A marked increase in the cortisol metabolic ratio is inversely correlated with body iron profile (TIBC and transferrin saturation) and oxidant status (blood GSH). However, this correlation was no longer apparent if analyses were performed in the patient group only (Fig. 3 inset). This suggests that the observed association between cortisol ratio and GSH or iron parameters does not represent a simple relationship between CYP3A4 activity and redox status or iron profile in thalassemia. CYP3A4 is known to be inducible by various chemicals, for instance anticonvulsants, rifampicin, and ritonavir, as well as endogenous compounds including bile acids and cortisol [38]. However, none of our patients were currently exposed to these compounds. In contrast, plasma cortisol in thalassemia is known to be lower than in healthy individuals [10]. In searching for an explanation of how CYP3A4 activity is up-regulated in thalassemia disease, it can be noted that growth hormone is recognised to be an important determinant of the regulation of CYP3A [39]. Hypophysectomised rats showed marked increases in CYP3A protein and mRNA expression, whereas replacement with growth hormone, but not thyroid hormone, normalised CYP3A levels [13]. Human hepatocyte cultures treated with growth hormone pulses showed suppression of CYP3A4 mRNA and protein levels [40]. A small suppression of CYP1A2 and CYP2D6, but not CYP2E1, was also observed after growth hormone treatment [40]. In a recent study, children with growth hormone deficiency showed a significant increase in urinary 6β-OHF/cortisol ratios in both sexes [12]. Thalassemia disease has been reportedly implicated in endocrine dysfunction, and growth hormone deficiency has a high prevalence (>50%) in children with thalassemia [10]. Our results are consistent with this latter report in that HbE-β Thal patients have significantly lower levels of growth hormone than matched control children. It is suggested that the deficiency in growth hormone is likely to be responsible for the elevation of CYP3A4 activity. Although there is some evidence for differential sexual regulation of rat or human CYP3A isoforms [12, 40], we observed no difference in 6β-OHF/cortisol ratios between male and female patients. Since there was no correlation between growth hormone levels and 6β-OHF/cortisol ratios (r = −0.26, P > 0.18), growth hormone may play a permissive role in the regulation of CYP3A4.
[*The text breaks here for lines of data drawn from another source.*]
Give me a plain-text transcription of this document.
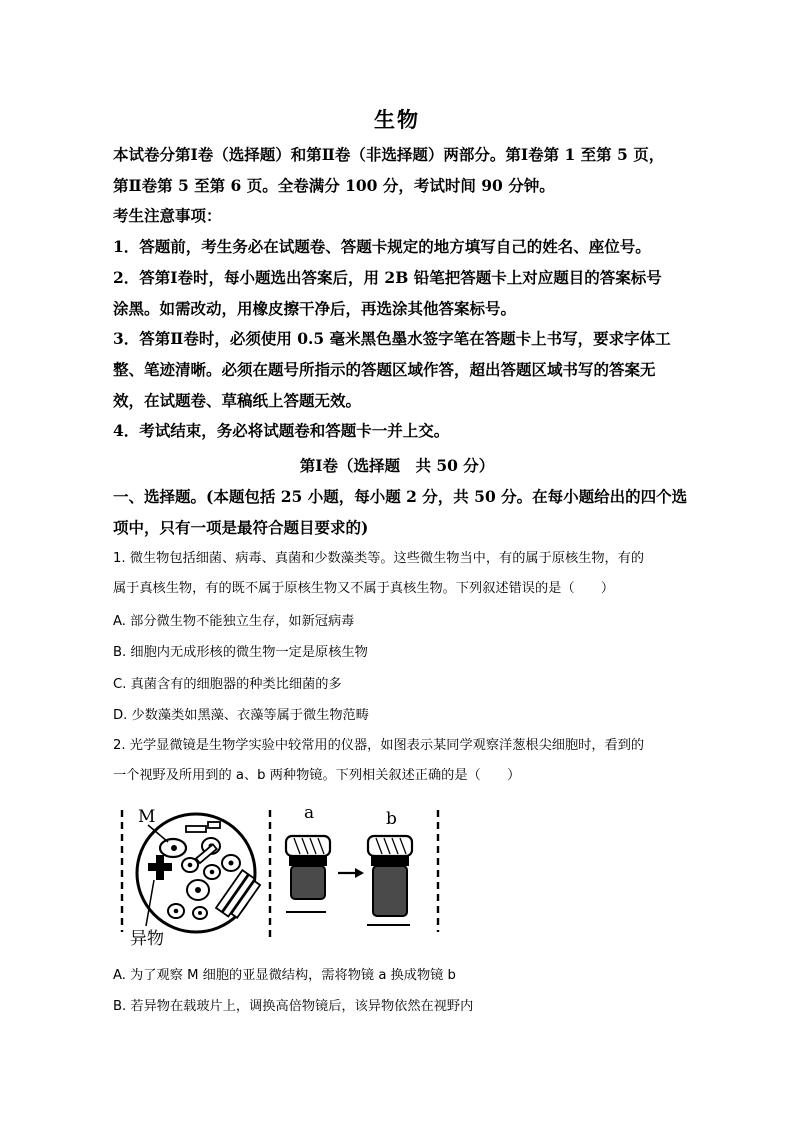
生物

本试卷分第Ⅰ卷（选择题）和第Ⅱ卷（非选择题）两部分。第Ⅰ卷第 1 至第 5 页，

第Ⅱ卷第 5 至第 6 页。全卷满分 100 分，考试时间 90 分钟。

考生注意事项：

1．答题前，考生务必在试题卷、答题卡规定的地方填写自己的姓名、座位号。

2．答第Ⅰ卷时，每小题选出答案后，用 2B 铅笔把答题卡上对应题目的答案标号

涂黑。如需改动，用橡皮擦干净后，再选涂其他答案标号。

3．答第Ⅱ卷时，必须使用 0.5 毫米黑色墨水签字笔在答题卡上书写，要求字体工

整、笔迹清晰。必须在题号所指示的答题区域作答，超出答题区域书写的答案无

效，在试题卷、草稿纸上答题无效。

4．考试结束，务必将试题卷和答题卡一并上交。

第Ⅰ卷（选择题　共 50 分）
一、选择题。(本题包括 25 小题，每小题 2 分，共 50 分。在每小题给出的四个选
项中，只有一项是最符合题目要求的)

1. 微生物包括细菌、病毒、真菌和少数藻类等。这些微生物当中，有的属于原核生物，有的

属于真核生物，有的既不属于原核生物又不属于真核生物。下列叙述错误的是（　　）

A. 部分微生物不能独立生存，如新冠病毒
B. 细胞内无成形核的微生物一定是原核生物
C. 真菌含有的细胞器的种类比细菌的多
D. 少数藻类如黑藻、衣藻等属于微生物范畴

2. 光学显微镜是生物学实验中较常用的仪器，如图表示某同学观察洋葱根尖细胞时，看到的

一个视野及所用到的 a、b 两种物镜。下列相关叙述正确的是（　　）

M
异物
a	b
A. 为了观察 M 细胞的亚显微结构，需将物镜 a 换成物镜 b
B. 若异物在载玻片上，调换高倍物镜后，该异物依然在视野内
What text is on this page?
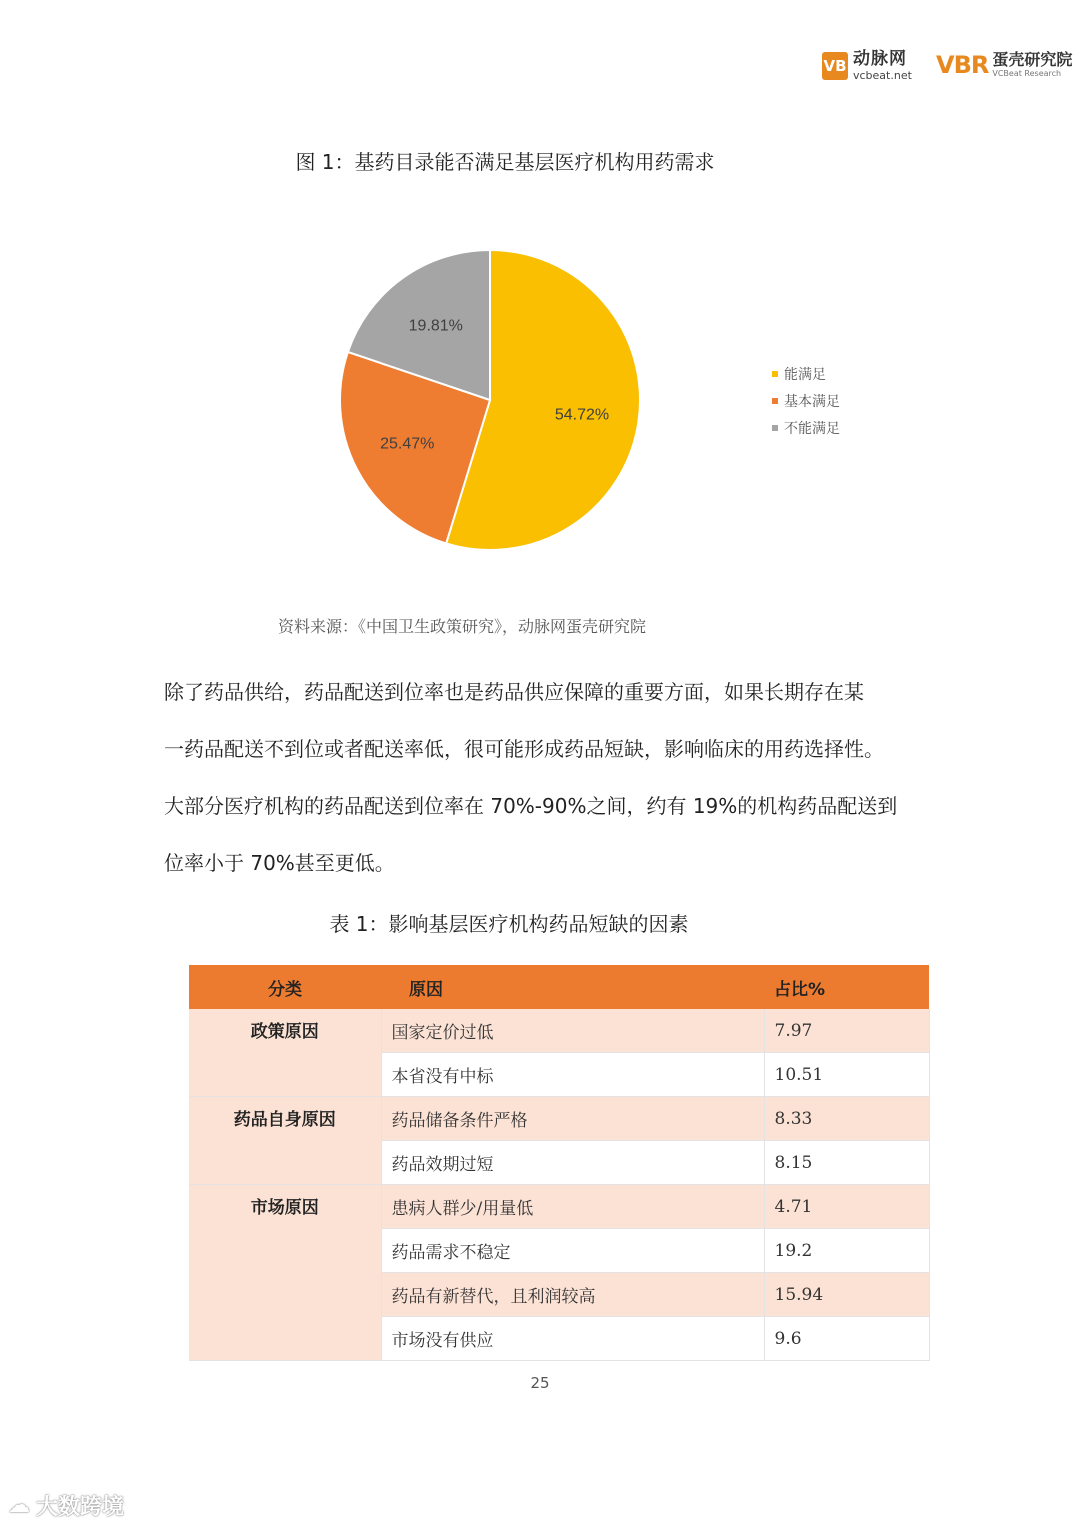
VB 动脉网
vcbeat.net VBR 蛋壳研究院
VCBeat Research
图 1：基药目录能否满足基层医疗机构用药需求
54.72%
25.47%
19.81%
能满足
基本满足
不能满足
资料来源：《中国卫生政策研究》，动脉网蛋壳研究院

除了药品供给，药品配送到位率也是药品供应保障的重要方面，如果长期存在某

一药品配送不到位或者配送率低，很可能形成药品短缺，影响临床的用药选择性。

大部分医疗机构的药品配送到位率在 70%-90%之间，约有 19%的机构药品配送到

位率小于 70%甚至更低。

表 1：影响基层医疗机构药品短缺的因素
分类	原因	占比%
政策原因	国家定价过低	7.97
	本省没有中标	10.51
药品自身原因	药品储备条件严格	8.33
	药品效期过短	8.15
市场原因	患病人群少/用量低	4.71
	药品需求不稳定	19.2
	药品有新替代，且利润较高	15.94
	市场没有供应	9.6
25
☁ 大数跨境
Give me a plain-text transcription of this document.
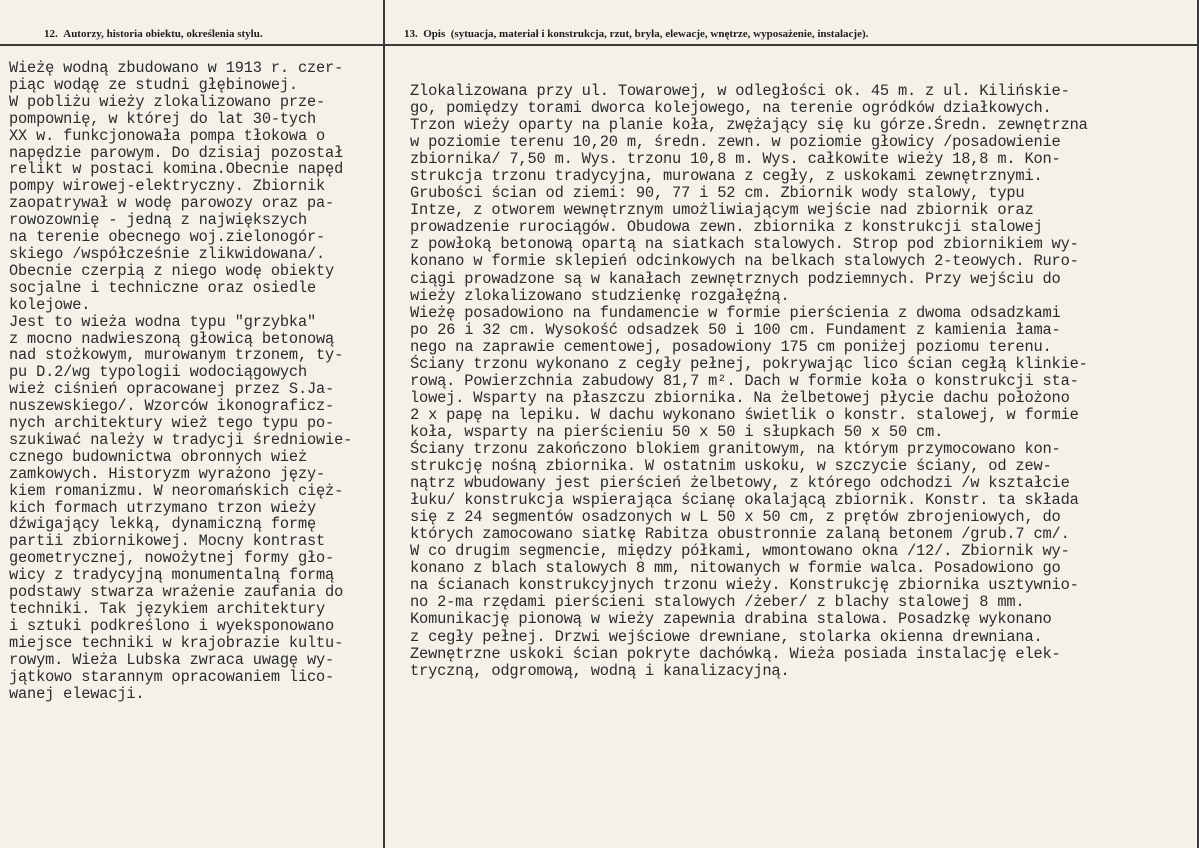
12. Autorzy, historia obiektu, określenia stylu.
Wieżę wodną zbudowano w 1913 r. czer-
piąc wodąę ze studni głębinowej.
W pobliżu wieży zlokalizowano prze-
pompownię, w której do lat 30-tych
XX w. funkcjonowała pompa tłokowa o
napędzie parowym. Do dzisiaj pozostał
relikt w postaci komina.Obecnie napęd
pompy wirowej-elektryczny. Zbiornik
zaopatrywał w wodę parowozy oraz pa-
rowozownię - jedną z największych
na terenie obecnego woj.zielonogór-
skiego /współcześnie zlikwidowana/.
Obecnie czerpią z niego wodę obiekty
socjalne i techniczne oraz osiedle
kolejowe.
Jest to wieża wodna typu "grzybka"
z mocno nadwieszoną głowicą betonową
nad stożkowym, murowanym trzonem, ty-
pu D.2/wg typologii wodociągowych
wież ciśnień opracowanej przez S.Ja-
nuszewskiego/. Wzorców ikonograficz-
nych architektury wież tego typu po-
szukiwać należy w tradycji średniowie-
cznego budownictwa obronnych wież
zamkowych. Historyzm wyrażono języ-
kiem romanizmu. W neoromańskich cięż-
kich formach utrzymano trzon wieży
dźwigający lekką, dynamiczną formę
partii zbiornikowej. Mocny kontrast
geometrycznej, nowożytnej formy gło-
wicy z tradycyjną monumentalną formą
podstawy stwarza wrażenie zaufania do
techniki. Tak językiem architektury
i sztuki podkreślono i wyeksponowano
miejsce techniki w krajobrazie kultu-
rowym. Wieża Lubska zwraca uwagę wy-
jątkowo starannym opracowaniem lico-
wanej elewacji.
13. Opis (sytuacja, materiał i konstrukcja, rzut, bryła, elewacje, wnętrze, wyposażenie, instalacje).
Zlokalizowana przy ul. Towarowej, w odległości ok. 45 m. z ul. Kilińskie-
go, pomiędzy torami dworca kolejowego, na terenie ogródków działkowych.
Trzon wieży oparty na planie koła, zwężający się ku górze.Średn. zewnętrzna
w poziomie terenu 10,20 m, średn. zewn. w poziomie głowicy /posadowienie
zbiornika/ 7,50 m. Wys. trzonu 10,8 m. Wys. całkowite wieży 18,8 m. Kon-
strukcja trzonu tradycyjna, murowana z cegły, z uskokami zewnętrznymi.
Grubości ścian od ziemi: 90, 77 i 52 cm. Zbiornik wody stalowy, typu
Intze, z otworem wewnętrznym umożliwiającym wejście nad zbiornik oraz
prowadzenie rurociągów. Obudowa zewn. zbiornika z konstrukcji stalowej
z powłoką betonową opartą na siatkach stalowych. Strop pod zbiornikiem wy-
konano w formie sklepień odcinkowych na belkach stalowych 2-teowych. Ruro-
ciągi prowadzone są w kanałach zewnętrznych podziemnych. Przy wejściu do
wieży zlokalizowano studzienkę rozgałęźną.
Wieżę posadowiono na fundamencie w formie pierścienia z dwoma odsadzkami
po 26 i 32 cm. Wysokość odsadzek 50 i 100 cm. Fundament z kamienia łama-
nego na zaprawie cementowej, posadowiony 175 cm poniżej poziomu terenu.
Ściany trzonu wykonano z cegły pełnej, pokrywając lico ścian cegłą klinkie-
rową. Powierzchnia zabudowy 81,7 m². Dach w formie koła o konstrukcji sta-
lowej. Wsparty na płaszczu zbiornika. Na żelbetowej płycie dachu położono
2 x papę na lepiku. W dachu wykonano świetlik o konstr. stalowej, w formie
koła, wsparty na pierścieniu 50 x 50 i słupkach 50 x 50 cm.
Ściany trzonu zakończono blokiem granitowym, na którym przymocowano kon-
strukcję nośną zbiornika. W ostatnim uskoku, w szczycie ściany, od zew-
nątrz wbudowany jest pierścień żelbetowy, z którego odchodzi /w kształcie
łuku/ konstrukcja wspierająca ścianę okalającą zbiornik. Konstr. ta składa
się z 24 segmentów osadzonych w L 50 x 50 cm, z prętów zbrojeniowych, do
których zamocowano siatkę Rabitza obustronnie zalaną betonem /grub.7 cm/.
W co drugim segmencie, między półkami, wmontowano okna /12/. Zbiornik wy-
konano z blach stalowych 8 mm, nitowanych w formie walca. Posadowiono go
na ścianach konstrukcyjnych trzonu wieży. Konstrukcję zbiornika usztywnio-
no 2-ma rzędami pierścieni stalowych /żeber/ z blachy stalowej 8 mm.
Komunikację pionową w wieży zapewnia drabina stalowa. Posadzkę wykonano
z cegły pełnej. Drzwi wejściowe drewniane, stolarka okienna drewniana.
Zewnętrzne uskoki ścian pokryte dachówką. Wieża posiada instalację elek-
tryczną, odgromową, wodną i kanalizacyjną.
The 6β-OHF/cortisol ratio has been used extensively to evaluate induction or depression of CYP3A4 [19, 41]. Nevertheless, some limitations in the use of this ratio for assessing the CYP3A4 activity have become apparent. It has been recognised that many CYP3A4 probes do not yield consistent results and that they are not strictly correlated to each other [42]. Further study is needed to verify the induction of CYP3A4 activity in thalassemia patients and to investigate the mechanisms underlying the induction. The increased CYP3A4 activity would cause increased rate of metabolism, enhanced oral first-pass metabolism and reduced oral bioavailability, with a resulting decrease in plasma drug concentration. Patients may be at increased risk of therapeutic failure. This may have an impact on drugs used in thalassemia patients, particularly many cardiovascular agents and immunosuppressive agents, which are important drugs used in this group of patients. It is concluded that HbE-β Thal patients have an altered CYP2E1 activity, particularly in non-splenectomised subjects, whereas CYP3A4 activity is increased, probably due to growth hormone insufficiency. The modification of these CYP enzymes may be of clinical significance.